On other fronts, Johnson noted solid progress by state lawmakers on issues that AARP fought for in the 2014 session.  Lawmakers:

•    Approved the largest increases in nearly a decade for programs directly supporting seniors in need of services and their caregivers.  The extra funding includes $5 million increase for Community Care for the Elderly (CCE).  CCE helps seniors avoid or defer institutional care; $4 million in increased funding for the Alzheimer’s Disease Initiative to reduce the waiting list for eligible recipients; and over $12 million in additional funding for the Medicaid mandatory managed long-term care waiver program.  This funding will support home-and-community based services for Medicaid recipients.
Johnson added that while the extra funding is a good step forward, many thousands of Florida seniors and their families still struggle to care for frail loved ones while they wait for services.  Before the extra funding was approved, approximately 54,000 individuals were waiting for home- and community-based services.
“This waiting list is much more than an abstract number,” Johnson said.  “Every number on that list represents a family caregiver who is shouldering sometimes-crushing responsibilities, isolated and alone.  Next year, Floridians 50+ expect the Legislature to do better.”
•    For the first time in more than 25 years, the state budget includes an increase in the personal needs allowance for nursing home residents, tripling the allocation from $35 to $105 per month. This money is used to pay for haircuts, toiletries, clothing, etc.

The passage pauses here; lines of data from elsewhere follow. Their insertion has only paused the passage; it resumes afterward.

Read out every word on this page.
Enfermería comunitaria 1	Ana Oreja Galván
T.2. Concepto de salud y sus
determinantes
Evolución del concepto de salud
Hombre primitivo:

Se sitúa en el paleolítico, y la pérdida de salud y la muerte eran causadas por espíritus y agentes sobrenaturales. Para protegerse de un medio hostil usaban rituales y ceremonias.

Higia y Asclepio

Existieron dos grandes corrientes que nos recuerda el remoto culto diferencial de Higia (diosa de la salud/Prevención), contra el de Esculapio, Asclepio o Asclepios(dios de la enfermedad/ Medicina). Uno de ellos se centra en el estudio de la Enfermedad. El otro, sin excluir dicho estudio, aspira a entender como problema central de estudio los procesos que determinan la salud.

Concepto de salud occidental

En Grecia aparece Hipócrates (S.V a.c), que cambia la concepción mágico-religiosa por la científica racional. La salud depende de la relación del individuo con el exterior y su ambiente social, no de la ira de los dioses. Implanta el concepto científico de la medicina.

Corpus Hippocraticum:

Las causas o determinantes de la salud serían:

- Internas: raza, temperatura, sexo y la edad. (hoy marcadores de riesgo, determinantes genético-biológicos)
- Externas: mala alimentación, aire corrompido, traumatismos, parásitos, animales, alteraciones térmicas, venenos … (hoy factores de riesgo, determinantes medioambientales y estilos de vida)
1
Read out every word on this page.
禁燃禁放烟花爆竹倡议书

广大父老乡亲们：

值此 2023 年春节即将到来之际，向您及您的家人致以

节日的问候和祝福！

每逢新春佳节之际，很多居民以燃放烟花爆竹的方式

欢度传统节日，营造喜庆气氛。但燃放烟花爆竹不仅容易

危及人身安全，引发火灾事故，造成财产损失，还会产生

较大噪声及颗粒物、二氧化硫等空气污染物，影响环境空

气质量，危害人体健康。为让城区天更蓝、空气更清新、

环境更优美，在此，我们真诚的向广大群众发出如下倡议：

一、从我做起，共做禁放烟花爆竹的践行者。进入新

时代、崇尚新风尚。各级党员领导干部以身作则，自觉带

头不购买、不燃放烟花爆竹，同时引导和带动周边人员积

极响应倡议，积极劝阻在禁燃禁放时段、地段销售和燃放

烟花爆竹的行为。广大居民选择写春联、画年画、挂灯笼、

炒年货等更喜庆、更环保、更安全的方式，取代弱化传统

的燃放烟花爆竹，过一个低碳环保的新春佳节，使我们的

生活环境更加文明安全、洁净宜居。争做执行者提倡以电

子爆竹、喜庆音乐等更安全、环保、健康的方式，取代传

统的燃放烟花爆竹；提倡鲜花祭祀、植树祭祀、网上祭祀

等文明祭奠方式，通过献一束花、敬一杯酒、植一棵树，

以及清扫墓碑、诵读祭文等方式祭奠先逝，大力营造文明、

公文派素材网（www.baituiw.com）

•    Over $8 million in increased funds for the Assistive Care Services program, a Medicaid-based state plan that provides care for eligible low-income residents enrolled in either an ALF, qualified treatment facility, or an adult family-care home.  Qualified recipients receive assistance with activities of daily living, medication administration and health support.
•    As signaled by legislative leaders early in the session, lawmakers overwhelmingly approved limits on liability of passive investors in nursing-home companies.  The legislation retains the rights of families of nursing-home residents to sue for damages in cases of abuse or neglect.  AARP, the Florida trial lawyers’ lobbying association and other groups supported the 2014 legislation as an improvement over a more restrictive nursing-home tort-reform bill proposed last year, which AARP successfully opposed.
•    Adopted heightened criminal penalties for persons who exploit vulnerable adults (Rep. Kathleen Passidomo, R-Naples and Sen. Garrett Richter, R-Naples were prime sponsors).  The legislation applies tougher criminal penalties to trustees, guardians or others who defraud frail elders or the disabled and it facilitates easier prosecution against  fraudsters who misuse  vulnerable adults’ assets.
•    Gave judges and other court officials new tools to oversee guardians of elders and people with disabilities (Sen. Jeff Brandes, R-St. Petersburg and Rep. Passidomo were prime sponsors).
•    Retained Florida’s requirement that nursing homes demonstrate local need for additional nursing home beds before they get approval to construct new facilities.  Florida’s moratorium on construction of new nursing home beds recently expired.  The nursing home industry proposed legislative authorization for a cap of an additional 5,000 nursing home beds in Florida.  AARP negotiated this cap downward to 3,750 new nursing home beds rather than 5,000.  This lower figure will keep in check overbuilding of nursing home beds until there is ample data to support any further increase.in the cap.
•    Adopted recommendations of the state’s Purple Ribbon Task Force to improve protections for those suffering from Alzheimer’s Disease.  Among other provisions, the 2014 legislation, sponsored by Rep. Matt Hudson, R-Naples, and by ,Sen. Richter, R-Naples heightens coordinated services for Alzheimer’s Disease patients while in emergency shelters.  The legislation also increases funding for Alzheimer’s Disease research.

Later this year, AARP Florida will publish a state legislative voting record tracking lawmakers’ votes on dozens of bills in the 2014 session, Johnson noted.  AARP will share the voting record information with AARP members before the 2014 elections.